Readers of this newsletter know that federal and state agencies are seeking to expand joint employer status for temporary staffing firms and their customers. A recent court decision takes this to a whole other level by vastly expanding it.
In regard to labor law, the National Labor Relations Board created joint employer status in 2015, a decision that may be overturned when President Trump names two new NLRB board members to create a Republican majority.
In March the Fourth Circuit Court of Appeals issued a ruling that rejects the many different multi-factor tests used earlier by other federal courts to determine if joint employment existed in different cases. These tests range between four to 13 factors.
The Fourth Circuit said those tests wrongly focus on the relationship between employer and employee, instead of between the two would-be employers.

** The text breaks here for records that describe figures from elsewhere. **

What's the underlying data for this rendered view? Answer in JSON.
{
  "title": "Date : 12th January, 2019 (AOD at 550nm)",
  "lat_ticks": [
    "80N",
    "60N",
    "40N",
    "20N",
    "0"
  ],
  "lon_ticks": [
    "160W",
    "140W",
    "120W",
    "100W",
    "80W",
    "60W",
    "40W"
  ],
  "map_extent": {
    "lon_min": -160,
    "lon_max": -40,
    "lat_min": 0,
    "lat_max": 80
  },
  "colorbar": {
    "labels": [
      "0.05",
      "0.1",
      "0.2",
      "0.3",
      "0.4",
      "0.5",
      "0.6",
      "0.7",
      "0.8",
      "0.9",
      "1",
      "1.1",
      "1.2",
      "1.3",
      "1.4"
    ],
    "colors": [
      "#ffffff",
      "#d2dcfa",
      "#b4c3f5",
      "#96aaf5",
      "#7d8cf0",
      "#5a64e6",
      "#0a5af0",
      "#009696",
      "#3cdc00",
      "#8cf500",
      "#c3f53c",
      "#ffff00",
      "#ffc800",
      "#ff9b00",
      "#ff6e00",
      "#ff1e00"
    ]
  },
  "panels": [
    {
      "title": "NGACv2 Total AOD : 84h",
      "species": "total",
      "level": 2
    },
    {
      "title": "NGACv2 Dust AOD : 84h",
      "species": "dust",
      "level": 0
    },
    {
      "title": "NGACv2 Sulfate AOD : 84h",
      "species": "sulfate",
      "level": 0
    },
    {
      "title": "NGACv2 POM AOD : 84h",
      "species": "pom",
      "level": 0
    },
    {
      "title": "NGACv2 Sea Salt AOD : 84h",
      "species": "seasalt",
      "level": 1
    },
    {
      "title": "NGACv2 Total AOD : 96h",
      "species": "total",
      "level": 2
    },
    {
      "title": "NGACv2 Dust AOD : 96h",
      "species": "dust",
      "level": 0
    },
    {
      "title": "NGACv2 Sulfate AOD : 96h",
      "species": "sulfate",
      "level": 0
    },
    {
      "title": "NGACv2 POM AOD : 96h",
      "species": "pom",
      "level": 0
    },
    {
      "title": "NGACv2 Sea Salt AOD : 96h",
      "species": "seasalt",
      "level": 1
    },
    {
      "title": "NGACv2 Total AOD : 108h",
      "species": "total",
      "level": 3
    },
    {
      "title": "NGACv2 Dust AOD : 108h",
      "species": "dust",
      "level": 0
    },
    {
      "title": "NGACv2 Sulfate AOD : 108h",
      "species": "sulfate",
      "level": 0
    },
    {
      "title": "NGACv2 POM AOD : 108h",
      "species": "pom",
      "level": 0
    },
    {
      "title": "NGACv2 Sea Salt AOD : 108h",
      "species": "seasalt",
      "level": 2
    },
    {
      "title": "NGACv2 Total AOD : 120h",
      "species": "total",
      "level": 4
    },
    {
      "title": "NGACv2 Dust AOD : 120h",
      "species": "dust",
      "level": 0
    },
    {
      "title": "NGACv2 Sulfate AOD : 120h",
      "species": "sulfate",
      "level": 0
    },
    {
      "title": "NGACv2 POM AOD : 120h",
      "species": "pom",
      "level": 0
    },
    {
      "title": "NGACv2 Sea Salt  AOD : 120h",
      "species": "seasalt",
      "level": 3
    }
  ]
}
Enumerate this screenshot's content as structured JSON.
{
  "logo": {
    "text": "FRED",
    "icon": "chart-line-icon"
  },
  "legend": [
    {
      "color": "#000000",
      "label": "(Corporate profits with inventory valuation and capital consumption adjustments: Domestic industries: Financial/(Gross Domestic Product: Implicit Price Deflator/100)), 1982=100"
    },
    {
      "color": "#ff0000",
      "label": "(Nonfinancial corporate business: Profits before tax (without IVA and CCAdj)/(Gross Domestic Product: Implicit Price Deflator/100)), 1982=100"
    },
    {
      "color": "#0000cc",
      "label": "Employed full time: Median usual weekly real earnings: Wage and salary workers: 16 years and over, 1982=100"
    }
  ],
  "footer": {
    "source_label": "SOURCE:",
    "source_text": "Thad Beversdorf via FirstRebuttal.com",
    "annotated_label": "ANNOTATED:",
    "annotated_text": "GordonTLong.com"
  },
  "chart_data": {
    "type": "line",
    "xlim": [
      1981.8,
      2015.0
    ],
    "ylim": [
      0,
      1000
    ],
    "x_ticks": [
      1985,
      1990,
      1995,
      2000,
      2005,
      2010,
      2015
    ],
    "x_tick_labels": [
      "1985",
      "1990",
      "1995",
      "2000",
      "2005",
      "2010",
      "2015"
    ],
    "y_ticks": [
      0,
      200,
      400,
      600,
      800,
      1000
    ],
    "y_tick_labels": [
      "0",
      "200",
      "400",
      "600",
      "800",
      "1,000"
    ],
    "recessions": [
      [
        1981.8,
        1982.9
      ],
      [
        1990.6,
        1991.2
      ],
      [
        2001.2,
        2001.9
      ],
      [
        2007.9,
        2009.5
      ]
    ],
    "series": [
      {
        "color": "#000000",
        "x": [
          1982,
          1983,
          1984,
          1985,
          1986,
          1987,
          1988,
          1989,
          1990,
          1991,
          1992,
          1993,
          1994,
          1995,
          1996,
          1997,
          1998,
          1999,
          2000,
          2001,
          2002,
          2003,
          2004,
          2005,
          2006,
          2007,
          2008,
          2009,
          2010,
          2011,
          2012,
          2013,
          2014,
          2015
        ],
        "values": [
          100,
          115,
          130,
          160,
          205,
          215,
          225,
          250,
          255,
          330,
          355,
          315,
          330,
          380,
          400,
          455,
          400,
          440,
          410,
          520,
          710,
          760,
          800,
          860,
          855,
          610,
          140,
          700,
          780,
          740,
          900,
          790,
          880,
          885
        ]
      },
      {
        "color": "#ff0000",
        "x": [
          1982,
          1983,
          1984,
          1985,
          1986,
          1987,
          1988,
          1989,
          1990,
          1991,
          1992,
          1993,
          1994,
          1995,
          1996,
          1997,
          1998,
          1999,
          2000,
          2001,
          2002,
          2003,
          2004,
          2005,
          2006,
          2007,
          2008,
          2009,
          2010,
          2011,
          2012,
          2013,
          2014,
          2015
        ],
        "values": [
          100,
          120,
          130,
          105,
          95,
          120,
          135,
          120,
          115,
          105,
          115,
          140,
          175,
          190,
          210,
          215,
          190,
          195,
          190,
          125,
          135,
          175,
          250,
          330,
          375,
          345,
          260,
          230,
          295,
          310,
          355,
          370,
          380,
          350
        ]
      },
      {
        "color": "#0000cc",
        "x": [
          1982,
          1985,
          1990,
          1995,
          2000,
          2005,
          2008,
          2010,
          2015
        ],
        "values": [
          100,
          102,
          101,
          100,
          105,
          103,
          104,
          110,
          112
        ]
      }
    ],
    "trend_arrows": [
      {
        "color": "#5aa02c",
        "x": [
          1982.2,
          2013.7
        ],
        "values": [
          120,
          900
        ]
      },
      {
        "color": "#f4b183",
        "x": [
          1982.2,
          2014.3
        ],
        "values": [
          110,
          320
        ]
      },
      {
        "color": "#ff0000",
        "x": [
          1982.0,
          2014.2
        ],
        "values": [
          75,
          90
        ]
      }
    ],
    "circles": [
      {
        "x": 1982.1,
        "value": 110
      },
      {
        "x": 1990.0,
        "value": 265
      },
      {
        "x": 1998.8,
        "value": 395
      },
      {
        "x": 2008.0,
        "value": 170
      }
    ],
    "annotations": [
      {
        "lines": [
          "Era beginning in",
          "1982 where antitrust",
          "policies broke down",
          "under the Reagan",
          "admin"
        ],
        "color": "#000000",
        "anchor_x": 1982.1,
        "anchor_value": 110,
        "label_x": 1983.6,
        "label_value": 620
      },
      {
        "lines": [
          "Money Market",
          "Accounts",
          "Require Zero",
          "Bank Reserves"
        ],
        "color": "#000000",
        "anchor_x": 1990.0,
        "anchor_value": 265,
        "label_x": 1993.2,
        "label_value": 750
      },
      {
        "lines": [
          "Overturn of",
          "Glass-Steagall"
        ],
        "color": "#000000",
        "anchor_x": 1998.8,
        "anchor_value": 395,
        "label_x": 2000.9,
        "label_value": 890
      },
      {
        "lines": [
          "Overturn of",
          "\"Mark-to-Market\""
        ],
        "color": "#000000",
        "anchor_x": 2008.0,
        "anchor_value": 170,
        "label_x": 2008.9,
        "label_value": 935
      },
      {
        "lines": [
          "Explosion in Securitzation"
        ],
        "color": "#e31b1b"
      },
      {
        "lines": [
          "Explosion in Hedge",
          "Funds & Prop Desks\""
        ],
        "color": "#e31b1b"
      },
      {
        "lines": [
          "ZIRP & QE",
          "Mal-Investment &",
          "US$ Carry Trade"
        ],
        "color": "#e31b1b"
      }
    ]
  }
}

The court said those tests wrongly focus on whether workers are “economically dependent” on the temp customer, which “reflects a failure to distinguish the joint employment inquiry from the separate, employee-independent contractor inquiry.”
Inquiries should address the relationship between the firm that uses and benefits from the services of workers, and the party that hires or assigns the workers to that employer, the court held.
The new test is significantly broader than the joint employer standards currently used by the EEOC, NLRB, DOL, and other federal courts because it assumes that the two entities are joint employers unless they can show that they are “completely disassociated” from one another, said Brittany Buccellato of the law firm of Akerman LLP.
Although the decision only applies in Maryland, Virginia, North Carolina and South Carolina, employers should be aware of the risk of joint employer liability, she warned.